Following the Seoul AI Safety Summit in 2024, twelve AI companies published frontier safety frameworks outlining their approaches to managing catastrophic risks from advanced AI systems. These frameworks now serve as a key mechanism for AI risk governance, utilized by regulations and governance instruments such as the EU AI Act's Code of Practice and California's Transparency in Frontier Artificial Intelligence Act. Given their centrality to AI risk management, assessments of such frameworks are warranted. Existing assessments evaluate them at a high level of abstraction and lack granularity on specific practices for companies to adopt. We address this gap by developing a 65-criteria assessment methodology grounded in established risk management principles from safety-critical industries. We evaluate the twelve frameworks across four dimensions: risk identification, risk analysis and evaluation, risk treatment, and risk governance. Companies' current scores are low, ranging from 8% to 35%. By adopting existing best practices already in use across the frameworks, companies could reach 52%. The most critical gaps are nearly universal: companies generally fail to (a) define quantitative risk tolerances, (b) specify capability thresholds for pausing development, and (c) systematically identify unknown risks. To guide improvement, we provide specific recommendations for each company and each criterion.

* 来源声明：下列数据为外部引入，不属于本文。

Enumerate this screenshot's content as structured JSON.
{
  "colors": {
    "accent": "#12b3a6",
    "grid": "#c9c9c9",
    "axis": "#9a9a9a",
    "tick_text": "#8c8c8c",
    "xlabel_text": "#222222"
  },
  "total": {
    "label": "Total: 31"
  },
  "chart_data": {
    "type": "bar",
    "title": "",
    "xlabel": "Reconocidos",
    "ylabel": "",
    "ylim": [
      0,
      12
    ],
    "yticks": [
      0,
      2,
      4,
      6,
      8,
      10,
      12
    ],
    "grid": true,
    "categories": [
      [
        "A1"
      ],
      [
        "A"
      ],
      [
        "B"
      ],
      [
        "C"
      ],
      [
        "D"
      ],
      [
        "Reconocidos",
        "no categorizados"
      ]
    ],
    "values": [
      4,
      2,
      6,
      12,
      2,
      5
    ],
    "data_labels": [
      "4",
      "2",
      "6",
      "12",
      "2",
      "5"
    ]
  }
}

翻译：继2024年首尔人工智能安全峰会后，十二家人工智能公司发布了前沿安全框架，阐述了其管理先进人工智能系统灾难性风险的方法。这些框架现已成为人工智能风险治理的关键机制，被《欧盟人工智能法案》行为准则和《加利福尼亚州前沿人工智能透明度法案》等法规与治理工具所采用。鉴于其在人工智能风险管理中的核心地位，对此类框架进行评估是必要的。现有评估在高度抽象层面进行，缺乏针对企业应采纳具体实践的细粒度分析。为弥补这一不足，我们基于安全关键行业既有的风险管理原则，开发了一套包含65项标准的评估方法。我们从四个维度评估了这十二个框架：风险识别、风险分析与评估、风险处置以及风险治理。各公司当前得分较低，介于8%至35%之间。通过采纳已在各框架中使用的现有最佳实践，企业得分可提升至52%。最关键的差距几乎普遍存在：企业普遍未能（a）定义定量风险容忍度，（b）明确暂停开发的能力阈值，以及（c）系统性地识别未知风险。为引导改进，我们为每家公司和每项标准提供了具体建议。